Le décret institue un nouveau fichier, qui concerne deux catégories de personnes : les élus politiques, associatifs et syndicaux et celles et ceux qui aspirent à le devenir, ce qui fait du monde, d’une part, et les « individus, groupes, organisations et personnes morales qui, en raison de leur activité individuelle ou collective, sont susceptibles de porter atteinte à l’ordre public ». On appréciera le rapprochement, qui assimile, sauf à être aveugle, les élus ou candidats à des fauteurs de troubles.
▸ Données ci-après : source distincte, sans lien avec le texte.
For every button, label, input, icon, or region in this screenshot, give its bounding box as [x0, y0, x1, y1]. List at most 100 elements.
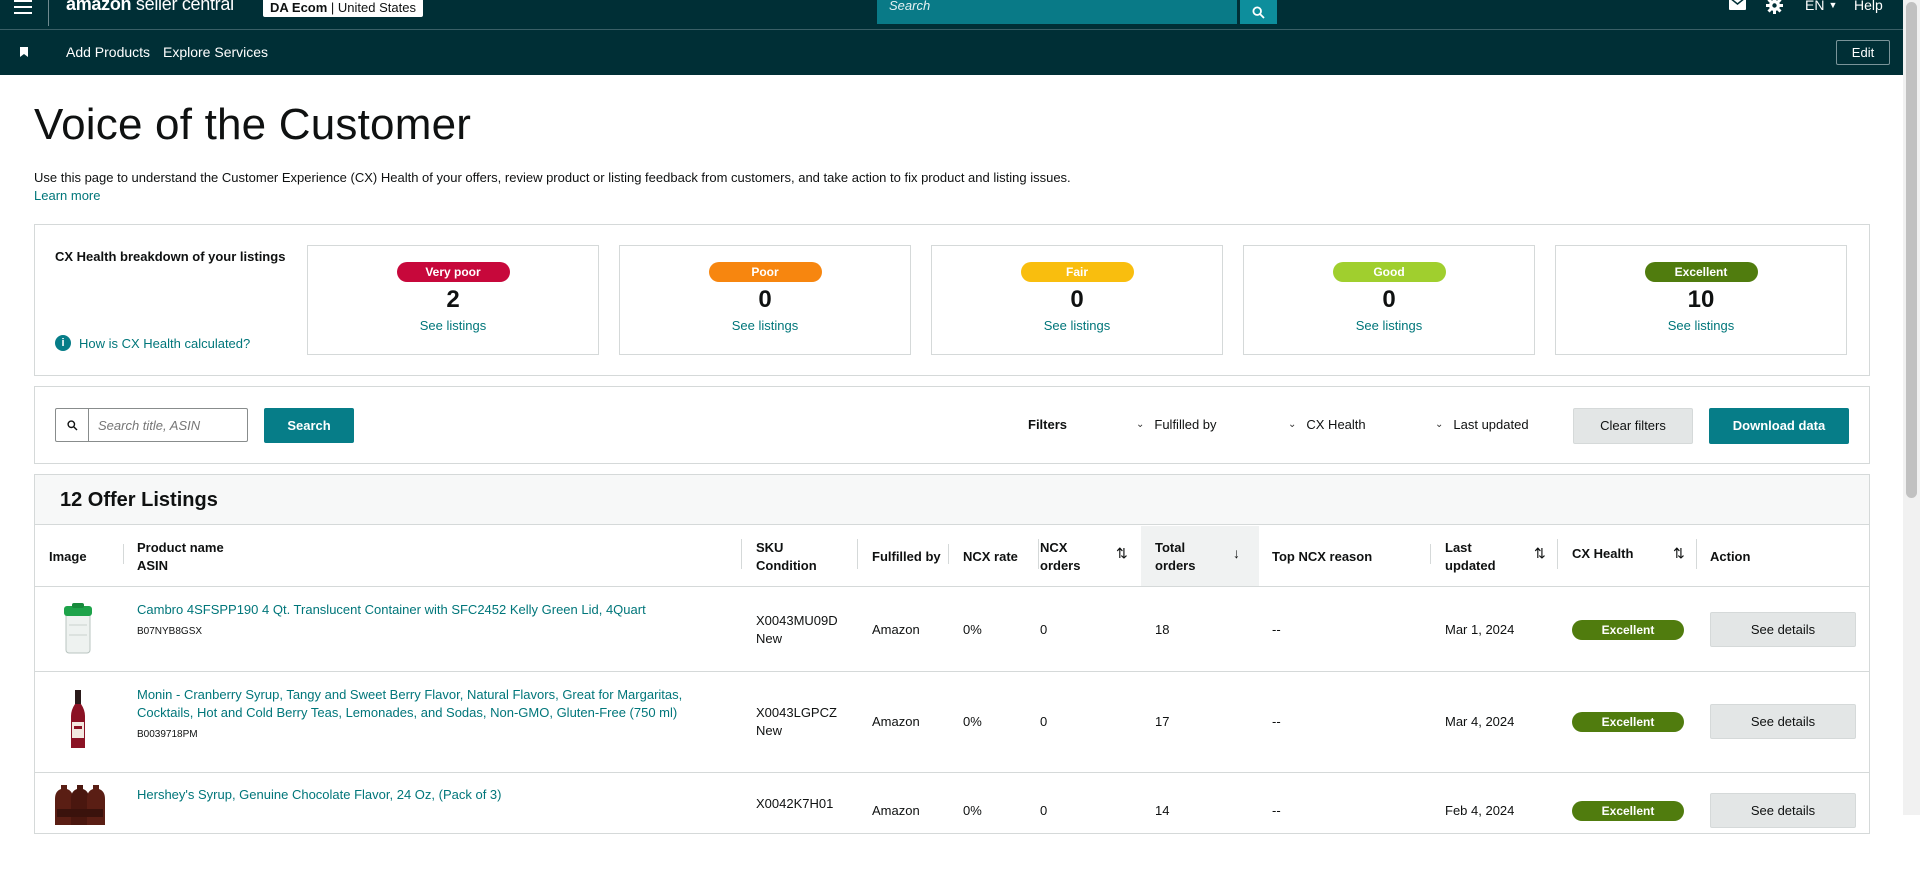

Outre les données concernant l’état civil, la profession, les antécédents judiciaires, la situation fiscale et patrimoniale, le fichier pourra aussi contenir des informations sur les personnes avec lesquelles le « suspect » est en relation (excellent motif pour multiplier les suspects), des photographies (souriez, vous êtes filmé),des informations sur le « comportement » des suspects (se cure-t-il le nez au volant dans les embouteillages, aime-t-il le vin, le tabac, les femmes, les hommes, les deux, préfère-t-il le PSG à l’OM, fréquente-t-il - trop - les musées… ?) et des informations sur leurs déplacements. Comme le rédacteur du décret n’est pas un flèche de l’écriture (nous ne le prendrions jamais au Cactus rien que pour ça), il s’emmêle un brin les crayons sur ce dernier point : les déplacements figurent dans la liste et sont exclus trois lignes plus loin. Gageons qu’au bénéfice du doute, la police aura une interprétation très libérale du texte, et inclura les déplacements.

Il s’agit donc de recueillir des informations sur les « opinions politiques, philosophiques ou religieuses, ou l’appartenance syndicale » des individus (vous avez remarqué qu’un suspect n’est plus un « citoyen », mais un « individu »). Opinions philosophiques ou religieuses ? Nous pensions, bêtement sans doute, que ces opinions là relevaient, dans un Etat laïque, de la sphère privée. Nous nous trompions, manifestement. A moins que, subrepticement, l’Etat ne soit plus laïque. A part le politique, le syndical, le philosophique ou le religieux, Edvige ne contiendra rien d’autre ? Non, dit le texte sauf… « de manière exceptionnelle ». Qui décide de l’exception ? Un magistrat, ce qui serait à peine rassurant ? Non, le ministre de l’Intérieur. Et là, ce n’est pas rassurant du tout. D’autant que, bien évidemment, les personnes fichées (article 5 du décret) n’ont pas accès à l’édifiante notice à elles consacrées.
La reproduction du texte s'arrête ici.